Tuesday, March 14th, 2006

Most of the regular posters here have been Cubs fans for many o’ twenty-four hours – I personally have been watching Cubs baseball since 1968 when I was a fifth grader growing up in suburban Clarendon Hills, IL. We’ve been through thick and thin as Cubs fans but I think most of us would agree that the past few years have been somewhat more frustrating than even the terrible decade of the 70s.
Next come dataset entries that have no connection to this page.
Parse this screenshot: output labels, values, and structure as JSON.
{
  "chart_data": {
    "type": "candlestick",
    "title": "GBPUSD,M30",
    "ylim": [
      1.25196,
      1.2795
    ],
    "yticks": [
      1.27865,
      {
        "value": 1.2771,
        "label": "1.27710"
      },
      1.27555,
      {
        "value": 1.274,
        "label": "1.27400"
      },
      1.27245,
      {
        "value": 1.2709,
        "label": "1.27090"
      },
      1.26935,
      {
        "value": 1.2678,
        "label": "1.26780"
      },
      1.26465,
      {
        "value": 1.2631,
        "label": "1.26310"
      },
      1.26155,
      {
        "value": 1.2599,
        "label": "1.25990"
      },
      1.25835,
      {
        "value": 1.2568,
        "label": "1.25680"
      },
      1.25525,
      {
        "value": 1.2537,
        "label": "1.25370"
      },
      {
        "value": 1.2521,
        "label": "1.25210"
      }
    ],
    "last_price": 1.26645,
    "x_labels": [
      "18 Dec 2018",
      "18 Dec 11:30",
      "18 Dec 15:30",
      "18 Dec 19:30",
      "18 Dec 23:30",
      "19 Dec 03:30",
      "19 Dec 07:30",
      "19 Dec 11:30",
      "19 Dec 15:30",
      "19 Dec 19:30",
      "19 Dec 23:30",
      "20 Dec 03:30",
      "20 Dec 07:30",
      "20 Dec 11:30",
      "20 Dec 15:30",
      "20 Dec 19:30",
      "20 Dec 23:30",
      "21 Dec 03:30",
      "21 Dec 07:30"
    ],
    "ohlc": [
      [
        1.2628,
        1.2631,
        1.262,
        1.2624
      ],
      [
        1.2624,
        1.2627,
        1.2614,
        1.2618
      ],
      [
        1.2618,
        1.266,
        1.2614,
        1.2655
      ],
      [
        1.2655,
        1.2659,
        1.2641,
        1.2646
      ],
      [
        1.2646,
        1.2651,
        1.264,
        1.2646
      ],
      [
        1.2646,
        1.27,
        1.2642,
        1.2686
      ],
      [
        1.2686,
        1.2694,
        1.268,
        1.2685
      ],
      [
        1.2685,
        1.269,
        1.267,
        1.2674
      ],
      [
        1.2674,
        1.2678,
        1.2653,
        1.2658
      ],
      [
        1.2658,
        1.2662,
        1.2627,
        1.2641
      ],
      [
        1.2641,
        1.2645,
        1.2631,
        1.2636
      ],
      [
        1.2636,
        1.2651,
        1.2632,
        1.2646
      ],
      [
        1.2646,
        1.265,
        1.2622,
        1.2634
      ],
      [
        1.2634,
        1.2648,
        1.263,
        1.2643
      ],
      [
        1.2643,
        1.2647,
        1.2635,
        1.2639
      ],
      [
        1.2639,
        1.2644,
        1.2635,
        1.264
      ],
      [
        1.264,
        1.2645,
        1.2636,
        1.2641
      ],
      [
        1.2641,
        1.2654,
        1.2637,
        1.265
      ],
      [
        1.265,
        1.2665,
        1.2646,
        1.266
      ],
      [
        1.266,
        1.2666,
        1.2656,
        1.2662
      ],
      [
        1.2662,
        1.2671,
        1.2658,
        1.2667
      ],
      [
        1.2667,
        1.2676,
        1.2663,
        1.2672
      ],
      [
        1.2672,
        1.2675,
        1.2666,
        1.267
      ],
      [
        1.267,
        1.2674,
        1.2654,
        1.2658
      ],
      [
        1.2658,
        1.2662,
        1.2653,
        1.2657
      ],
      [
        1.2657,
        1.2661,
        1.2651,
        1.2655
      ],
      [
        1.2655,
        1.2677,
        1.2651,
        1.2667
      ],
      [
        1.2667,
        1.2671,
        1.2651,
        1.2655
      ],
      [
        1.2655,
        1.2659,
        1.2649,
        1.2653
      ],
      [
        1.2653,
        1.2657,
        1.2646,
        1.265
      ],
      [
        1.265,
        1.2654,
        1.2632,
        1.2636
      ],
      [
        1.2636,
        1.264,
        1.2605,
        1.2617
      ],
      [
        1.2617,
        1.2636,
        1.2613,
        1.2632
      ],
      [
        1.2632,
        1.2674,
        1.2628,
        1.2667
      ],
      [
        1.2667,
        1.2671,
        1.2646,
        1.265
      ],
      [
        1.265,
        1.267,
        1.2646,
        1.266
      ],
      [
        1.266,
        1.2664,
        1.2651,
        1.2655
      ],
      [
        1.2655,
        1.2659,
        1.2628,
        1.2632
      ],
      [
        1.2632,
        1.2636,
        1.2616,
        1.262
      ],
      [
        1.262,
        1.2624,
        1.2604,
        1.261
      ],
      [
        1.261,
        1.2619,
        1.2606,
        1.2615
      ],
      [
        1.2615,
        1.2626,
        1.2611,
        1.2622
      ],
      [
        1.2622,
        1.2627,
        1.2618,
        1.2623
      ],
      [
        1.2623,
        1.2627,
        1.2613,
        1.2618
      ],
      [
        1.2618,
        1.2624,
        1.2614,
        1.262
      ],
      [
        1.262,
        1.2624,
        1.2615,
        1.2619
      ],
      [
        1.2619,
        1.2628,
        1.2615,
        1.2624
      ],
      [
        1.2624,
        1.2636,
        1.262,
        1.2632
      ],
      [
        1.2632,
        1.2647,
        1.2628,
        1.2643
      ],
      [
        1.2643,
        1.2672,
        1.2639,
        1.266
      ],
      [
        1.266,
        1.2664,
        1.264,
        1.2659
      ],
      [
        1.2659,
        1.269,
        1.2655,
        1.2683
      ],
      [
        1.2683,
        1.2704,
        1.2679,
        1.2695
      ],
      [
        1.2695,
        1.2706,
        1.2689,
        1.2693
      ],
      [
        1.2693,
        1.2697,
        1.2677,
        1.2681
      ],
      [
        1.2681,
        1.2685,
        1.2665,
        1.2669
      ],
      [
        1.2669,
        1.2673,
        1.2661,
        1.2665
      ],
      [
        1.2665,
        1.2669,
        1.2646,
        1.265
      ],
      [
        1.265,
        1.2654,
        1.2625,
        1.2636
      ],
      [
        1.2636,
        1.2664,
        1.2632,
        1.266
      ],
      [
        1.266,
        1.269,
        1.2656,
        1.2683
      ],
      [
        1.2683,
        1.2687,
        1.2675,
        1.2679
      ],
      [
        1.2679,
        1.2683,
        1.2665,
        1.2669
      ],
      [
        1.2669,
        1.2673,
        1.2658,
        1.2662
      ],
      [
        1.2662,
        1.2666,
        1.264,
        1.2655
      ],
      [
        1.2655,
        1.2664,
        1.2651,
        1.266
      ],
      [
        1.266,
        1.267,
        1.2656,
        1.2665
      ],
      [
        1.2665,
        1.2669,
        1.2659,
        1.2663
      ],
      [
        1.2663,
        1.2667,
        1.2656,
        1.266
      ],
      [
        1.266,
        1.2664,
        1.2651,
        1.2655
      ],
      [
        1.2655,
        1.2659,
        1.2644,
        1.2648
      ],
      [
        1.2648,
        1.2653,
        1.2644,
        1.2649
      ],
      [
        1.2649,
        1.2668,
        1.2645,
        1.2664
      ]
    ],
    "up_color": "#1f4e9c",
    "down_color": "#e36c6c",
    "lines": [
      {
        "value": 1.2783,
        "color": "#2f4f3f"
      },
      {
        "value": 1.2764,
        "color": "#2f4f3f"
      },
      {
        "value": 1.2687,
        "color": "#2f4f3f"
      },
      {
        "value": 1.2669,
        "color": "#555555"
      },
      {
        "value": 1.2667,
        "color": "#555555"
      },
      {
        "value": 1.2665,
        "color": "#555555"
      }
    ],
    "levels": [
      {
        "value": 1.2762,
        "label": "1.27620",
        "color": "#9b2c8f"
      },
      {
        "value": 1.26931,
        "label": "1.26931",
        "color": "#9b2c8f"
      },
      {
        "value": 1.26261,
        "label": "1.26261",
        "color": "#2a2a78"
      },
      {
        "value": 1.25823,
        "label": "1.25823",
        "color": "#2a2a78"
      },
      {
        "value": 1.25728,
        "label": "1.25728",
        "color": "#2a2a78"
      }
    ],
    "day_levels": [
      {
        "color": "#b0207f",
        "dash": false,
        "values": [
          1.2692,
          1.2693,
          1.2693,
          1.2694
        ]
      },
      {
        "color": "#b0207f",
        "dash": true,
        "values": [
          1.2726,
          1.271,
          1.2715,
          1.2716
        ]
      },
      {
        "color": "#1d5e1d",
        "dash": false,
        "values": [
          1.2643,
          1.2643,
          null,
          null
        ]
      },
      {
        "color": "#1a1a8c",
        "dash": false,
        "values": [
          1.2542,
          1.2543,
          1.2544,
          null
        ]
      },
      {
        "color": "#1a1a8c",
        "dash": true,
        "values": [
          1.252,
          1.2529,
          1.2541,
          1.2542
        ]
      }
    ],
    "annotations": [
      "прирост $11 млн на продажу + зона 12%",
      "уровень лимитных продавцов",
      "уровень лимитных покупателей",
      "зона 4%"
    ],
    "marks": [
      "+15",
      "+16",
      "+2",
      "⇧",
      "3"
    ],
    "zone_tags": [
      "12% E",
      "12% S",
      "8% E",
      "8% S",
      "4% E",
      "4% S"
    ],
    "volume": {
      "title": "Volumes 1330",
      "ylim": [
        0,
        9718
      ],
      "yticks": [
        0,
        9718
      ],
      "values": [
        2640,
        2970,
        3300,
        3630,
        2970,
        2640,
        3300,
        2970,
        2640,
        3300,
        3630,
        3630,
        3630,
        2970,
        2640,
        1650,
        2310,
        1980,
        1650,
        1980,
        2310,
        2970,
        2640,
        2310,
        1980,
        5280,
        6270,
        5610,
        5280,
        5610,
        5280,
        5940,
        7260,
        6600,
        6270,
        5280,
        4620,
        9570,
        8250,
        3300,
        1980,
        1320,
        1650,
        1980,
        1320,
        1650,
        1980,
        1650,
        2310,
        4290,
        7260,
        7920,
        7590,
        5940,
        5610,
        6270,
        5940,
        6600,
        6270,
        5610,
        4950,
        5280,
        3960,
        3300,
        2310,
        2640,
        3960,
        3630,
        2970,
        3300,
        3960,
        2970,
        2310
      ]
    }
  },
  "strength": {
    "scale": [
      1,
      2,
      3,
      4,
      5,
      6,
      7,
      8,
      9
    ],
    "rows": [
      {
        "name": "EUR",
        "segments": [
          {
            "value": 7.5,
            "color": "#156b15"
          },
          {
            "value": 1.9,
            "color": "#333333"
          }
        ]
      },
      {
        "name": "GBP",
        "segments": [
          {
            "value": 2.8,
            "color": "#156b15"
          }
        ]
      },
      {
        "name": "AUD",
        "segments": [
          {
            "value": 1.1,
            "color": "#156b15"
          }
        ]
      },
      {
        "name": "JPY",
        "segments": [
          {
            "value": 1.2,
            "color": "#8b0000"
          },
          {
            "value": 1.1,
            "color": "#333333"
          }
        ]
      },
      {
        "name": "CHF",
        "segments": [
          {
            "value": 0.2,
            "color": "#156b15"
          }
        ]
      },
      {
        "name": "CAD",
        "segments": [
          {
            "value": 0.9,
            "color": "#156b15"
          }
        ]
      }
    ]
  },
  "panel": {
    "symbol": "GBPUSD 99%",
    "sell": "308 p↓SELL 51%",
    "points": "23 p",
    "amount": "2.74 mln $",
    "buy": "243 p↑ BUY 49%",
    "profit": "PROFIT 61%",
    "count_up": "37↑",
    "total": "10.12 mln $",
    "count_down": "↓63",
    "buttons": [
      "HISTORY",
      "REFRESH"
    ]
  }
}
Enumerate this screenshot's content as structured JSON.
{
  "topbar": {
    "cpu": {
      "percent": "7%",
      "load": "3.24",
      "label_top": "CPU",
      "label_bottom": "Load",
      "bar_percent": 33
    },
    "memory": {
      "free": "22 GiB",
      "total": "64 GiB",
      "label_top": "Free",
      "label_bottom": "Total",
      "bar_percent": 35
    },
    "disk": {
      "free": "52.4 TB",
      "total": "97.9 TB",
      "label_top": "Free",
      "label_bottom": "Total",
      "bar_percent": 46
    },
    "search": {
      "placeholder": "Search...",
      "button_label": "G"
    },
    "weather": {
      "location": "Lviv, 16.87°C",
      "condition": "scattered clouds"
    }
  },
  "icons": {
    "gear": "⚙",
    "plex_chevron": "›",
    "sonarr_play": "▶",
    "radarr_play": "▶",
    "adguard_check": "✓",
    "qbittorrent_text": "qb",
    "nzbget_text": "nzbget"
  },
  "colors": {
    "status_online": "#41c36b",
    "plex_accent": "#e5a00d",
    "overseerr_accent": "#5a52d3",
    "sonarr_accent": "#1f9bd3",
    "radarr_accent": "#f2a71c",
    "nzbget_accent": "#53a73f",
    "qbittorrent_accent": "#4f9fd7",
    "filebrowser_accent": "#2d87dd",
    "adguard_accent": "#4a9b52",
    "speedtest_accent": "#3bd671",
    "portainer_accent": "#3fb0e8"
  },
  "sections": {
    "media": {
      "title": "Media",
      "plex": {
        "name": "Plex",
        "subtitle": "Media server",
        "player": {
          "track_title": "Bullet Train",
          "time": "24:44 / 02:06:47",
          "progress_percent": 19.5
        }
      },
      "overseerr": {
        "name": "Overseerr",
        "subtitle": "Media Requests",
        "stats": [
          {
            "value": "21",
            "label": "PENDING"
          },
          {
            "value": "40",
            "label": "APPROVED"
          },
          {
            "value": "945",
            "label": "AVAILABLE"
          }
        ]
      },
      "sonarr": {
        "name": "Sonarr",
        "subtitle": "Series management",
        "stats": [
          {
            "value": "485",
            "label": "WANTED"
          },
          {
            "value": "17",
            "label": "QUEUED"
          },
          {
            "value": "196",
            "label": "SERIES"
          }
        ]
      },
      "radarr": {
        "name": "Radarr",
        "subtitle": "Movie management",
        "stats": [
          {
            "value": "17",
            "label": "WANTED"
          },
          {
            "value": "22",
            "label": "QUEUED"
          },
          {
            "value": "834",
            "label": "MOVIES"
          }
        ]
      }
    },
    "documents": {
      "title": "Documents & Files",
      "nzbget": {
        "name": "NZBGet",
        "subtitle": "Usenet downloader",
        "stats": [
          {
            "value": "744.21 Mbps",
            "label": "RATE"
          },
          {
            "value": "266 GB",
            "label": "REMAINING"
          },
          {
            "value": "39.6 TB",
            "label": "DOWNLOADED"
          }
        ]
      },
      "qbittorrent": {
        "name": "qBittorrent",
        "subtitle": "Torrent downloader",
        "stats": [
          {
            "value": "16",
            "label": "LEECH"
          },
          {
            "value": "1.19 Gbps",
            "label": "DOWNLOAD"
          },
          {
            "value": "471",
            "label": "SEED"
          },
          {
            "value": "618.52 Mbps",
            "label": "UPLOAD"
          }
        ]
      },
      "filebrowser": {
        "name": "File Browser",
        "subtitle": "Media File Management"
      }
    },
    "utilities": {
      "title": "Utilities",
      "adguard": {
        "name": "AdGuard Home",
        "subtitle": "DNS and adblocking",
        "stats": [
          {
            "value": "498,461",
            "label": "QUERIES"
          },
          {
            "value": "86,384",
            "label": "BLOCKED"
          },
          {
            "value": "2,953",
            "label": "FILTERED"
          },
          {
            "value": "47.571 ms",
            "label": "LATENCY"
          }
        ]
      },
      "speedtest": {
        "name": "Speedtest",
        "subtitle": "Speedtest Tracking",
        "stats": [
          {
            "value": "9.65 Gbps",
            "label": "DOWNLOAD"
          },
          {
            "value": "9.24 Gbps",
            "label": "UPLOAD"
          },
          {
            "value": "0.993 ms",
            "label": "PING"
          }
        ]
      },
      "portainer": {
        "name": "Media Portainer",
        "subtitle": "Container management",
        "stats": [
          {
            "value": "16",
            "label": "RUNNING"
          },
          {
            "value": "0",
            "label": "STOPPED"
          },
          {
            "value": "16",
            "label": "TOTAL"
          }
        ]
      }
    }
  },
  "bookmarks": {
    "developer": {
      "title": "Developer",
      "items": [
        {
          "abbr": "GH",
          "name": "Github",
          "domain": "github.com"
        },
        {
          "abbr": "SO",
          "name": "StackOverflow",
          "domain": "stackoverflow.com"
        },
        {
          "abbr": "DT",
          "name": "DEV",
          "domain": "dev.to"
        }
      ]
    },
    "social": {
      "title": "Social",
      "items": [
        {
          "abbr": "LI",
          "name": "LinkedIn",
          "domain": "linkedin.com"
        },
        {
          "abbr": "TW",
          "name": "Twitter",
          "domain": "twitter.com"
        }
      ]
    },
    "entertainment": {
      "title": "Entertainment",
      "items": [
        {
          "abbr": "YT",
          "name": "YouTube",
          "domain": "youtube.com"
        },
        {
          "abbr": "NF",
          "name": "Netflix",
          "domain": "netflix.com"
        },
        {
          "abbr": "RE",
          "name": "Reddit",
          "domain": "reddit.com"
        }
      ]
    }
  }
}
To have had the possibility of greatness dangled in front of our eyes only to be snatched away by fate has not been easy. So it was with a great deal of alacrity today that most of us found out that Mark Prior is indeed injured after all. Many of us have commented about how unusual it seemed that Prior was still doing towel drills in mid-March; the reassuring words of the management did little to assuage our growing apprehension as we watched one of our cornerstone players do little to nothing to get ready for the upcoming season.

And so it was today that the cat got out of the bag. It appears that all of a sudden Prior has developed some soreness in his pitching shoulder and because of this sudden soreness will visit one of the most preeminent orthopaedic specialists in the country. Said Chicago GM Jim Hendry: “It’s unfortunate…the first time he’s ever complained of discomfort since we got here [in spring camp] is today. It will be perceived any way people want to perceive it…”

Well here’s how I perceive it Mr. Hendry – it’s more of the same. The same line that we’ve been getting about our pitchers for over two years. If you have apprehensions, why not be candid? We are grownups for the most part, we can handle it. Perhaps it is true this time – perhaps the Cubs were indeed handling Prior with kid gloves for no logical reason. But I would be seriously remiss if I were to say that I trusted you Mr. Hendry, I feel like you’ve let us all down once more. You could have gotten more pitching in the offseason, there were plenty of guys available.